Need for a revised economic strategy
What China needs, is a new economic strategy. It’s been over three decades of rapid growth that China must now reduce the dominance of state companies and promote free markets to achieve its aim of becoming a high-income society. According to the executive summary, China needs to alter the structure of state enterprises, redefine the government’s role and then gradually allow market-set interest rates. While introducing the ‘China 2030’, Robert Zoellick said in a statement given to an industrial magazine that the economy will most likely have a ‘soft landing’ in the near term
In the final quarter of last year, China's economic growth declined to 8.9 percent after Beijing hiked interest rates and tightened other controls to cool an overheated economy and inflation. Chinese industry leaders upturned course in December and promised more bank lending to help industries cope with the sluggish global demand but changes have been gradual.
‘Turning Point’ for China
Robert Zoellick said at a news conference about the report, co-authored with a Chinese Cabinet think tank that, “As China's leaders know, the country's current economic growth model is unsustainable”.

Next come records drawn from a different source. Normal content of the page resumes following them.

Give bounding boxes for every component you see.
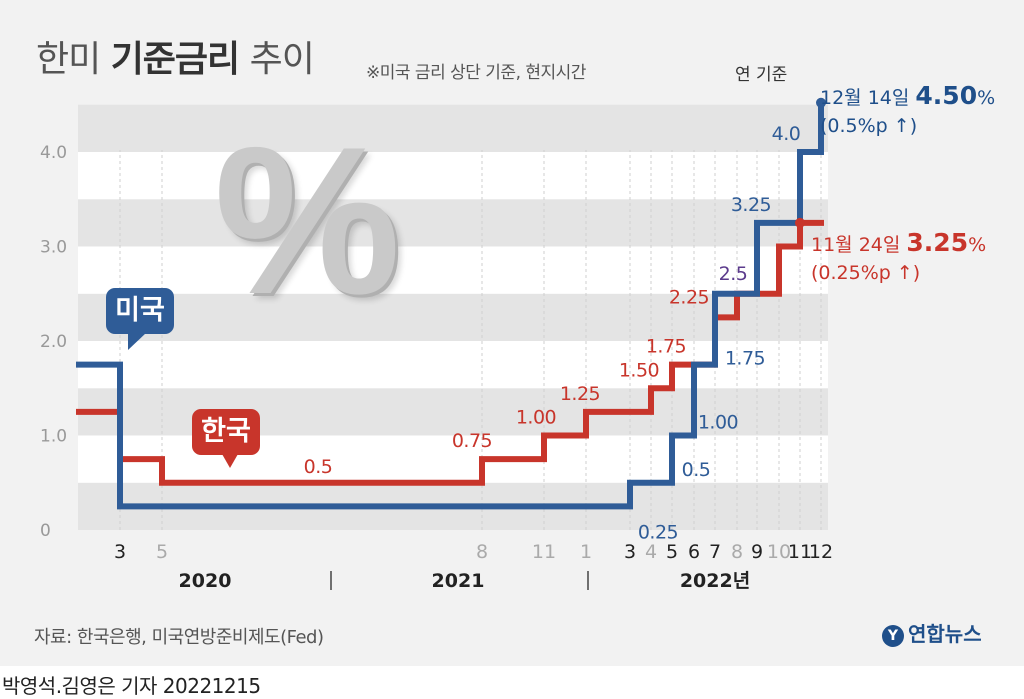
y-tick-label: 1.0 [40, 427, 67, 447]
y-tick-label: 2.0 [40, 332, 67, 352]
x-month-label: 8 [731, 541, 743, 563]
kr-latest-callout: 11월 24일 3.25% (0.25%p ↑) [811, 229, 986, 287]
logo-mark-icon: Y [882, 624, 904, 647]
kr-data-label: 1.50 [619, 359, 659, 381]
us-callout-date: 12월 14일 [820, 87, 916, 109]
kr-callout-change: (0.25%p ↑) [811, 262, 921, 284]
page-title: 한미 기준금리 추이 [36, 30, 315, 82]
us-data-label: 0.25 [638, 521, 678, 543]
x-month-label: 3 [114, 541, 126, 563]
kr-callout-date: 11월 24일 [811, 234, 907, 256]
title-note: ※미국 금리 상단 기준, 현지시간 [366, 63, 586, 83]
us-callout-change: (0.5%p ↑) [820, 115, 918, 137]
kr-data-label: 0.75 [452, 430, 492, 452]
y-tick-label: 0 [40, 521, 51, 541]
x-month-label: 8 [476, 541, 488, 563]
kr-tag: 한국 [192, 409, 260, 455]
kr-data-label: 1.25 [560, 383, 600, 405]
x-year-label: 2022년 [680, 570, 750, 592]
title-part-2: 추이 [239, 39, 315, 80]
kr-callout-pct: % [968, 234, 987, 256]
x-month-label: 7 [709, 541, 721, 563]
chart-card: 0 1.0 2.0 3.0 4.0 0.25 0.5 1.00 1.75 3.25 4.0 0.5 0.… [0, 0, 1024, 666]
kr-data-label: 1.75 [646, 336, 686, 358]
us-data-label: 0.5 [682, 459, 711, 481]
shared-data-label: 2.5 [719, 263, 748, 285]
us-callout-pct: % [977, 87, 996, 109]
x-month-label: 5 [666, 541, 678, 563]
x-month-label: 11 [788, 541, 812, 563]
title-part-1: 한미 [36, 39, 111, 80]
x-month-label: 12 [809, 541, 833, 563]
yonhap-logo: Y 연합뉴스 [882, 618, 982, 647]
us-data-label: 1.75 [725, 348, 765, 370]
x-month-label: 5 [156, 541, 168, 563]
grid-band [78, 104, 828, 152]
kr-tag-pointer [222, 454, 238, 468]
grid-band [78, 293, 828, 341]
rate-chart: 0 1.0 2.0 3.0 4.0 0.25 0.5 1.00 1.75 3.25 4.0 0.5 0.… [40, 97, 833, 592]
kr-data-label: 1.00 [516, 407, 556, 429]
percent-decoration: % [214, 103, 401, 338]
x-year-label: 2021 [432, 570, 485, 592]
byline: 박영석.김영은 기자 20221215 [2, 674, 261, 698]
us-callout-rate: 4.50 [915, 81, 978, 110]
series-line-kr [76, 219, 824, 486]
x-month-label: 9 [751, 541, 763, 563]
series-line-us [76, 104, 824, 510]
us-data-label: 3.25 [731, 194, 771, 216]
unit-label: 연 기준 [735, 65, 788, 85]
x-year-label: 2020 [179, 570, 232, 592]
us-latest-callout: 12월 14일 4.50% (0.5%p ↑) [820, 82, 995, 140]
us-end-dot [816, 97, 826, 108]
grid-band [78, 246, 828, 294]
x-month-label: 3 [624, 541, 636, 563]
us-data-label: 4.0 [772, 123, 801, 145]
logo-text: 연합뉴스 [908, 622, 982, 646]
source-note: 자료: 한국은행, 미국연방준비제도(Fed) [34, 627, 324, 648]
x-month-label: 4 [645, 541, 657, 563]
title-bold: 기준금리 [110, 39, 240, 80]
us-tag: 미국 [106, 288, 174, 334]
x-month-label: 11 [532, 541, 556, 563]
grid-band [78, 199, 828, 247]
us-tag-pointer [128, 333, 146, 350]
grid-band [78, 152, 828, 200]
x-month-label: 10 [767, 541, 791, 563]
kr-data-label: 0.5 [304, 456, 333, 478]
y-tick-label: 4.0 [40, 143, 67, 163]
x-month-label: 1 [580, 541, 592, 563]
kr-data-label: 2.25 [669, 286, 709, 308]
kr-callout-rate: 3.25 [906, 228, 969, 257]
x-month-label: 6 [688, 541, 700, 563]
y-tick-label: 3.0 [40, 238, 67, 258]
kr-end-dot [795, 217, 805, 228]
us-data-label: 1.00 [698, 412, 738, 434]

This is nothing but a turning point for China. China now needs to seriously redefine the role of the state, if it wants to improve the country’s economic condition. The reports also warn that without a noteworthy shake-up, China's growth and thus its role as a global engine of growth could very well stand still. The country could also be unsuccessful in making the leap from a middle-income to a high-income country, experiencing a similar destiny to other miracle-growth stories, like those of Mexico or Brazil.
Zoellick said, adding that the transition to a high-income country would prove challenging, especially given the volatile global environment that, “The case for reform is compelling because China has reached a turning point in its development path”.
What does China need to do?
It is important for China to rely more on markets and the private sector, alter its residency-permit, system and provide basic social protection to all its citizens. The most controversial proposal is likely to be that state enterprises must act more like conventional commercial firms. State firms control and dictate strategic sectors like those of oil, minerals, power and telecoms. Many analysts believe that China has the ability to direct state enterprises and this has helped China resist the impact of global economic crisis. But their fortunate access to bank loans has infected the banking sector with debt.
Local governments had 10.7 trillion Yuan ($1.7 trillion) in debt by 2010 end, 79 percent of which was due to banks. The report also recommends China to strengthen the fiscal system and make sure that local governments have adequate financing to meet heavy and rising expenditure responsibilities.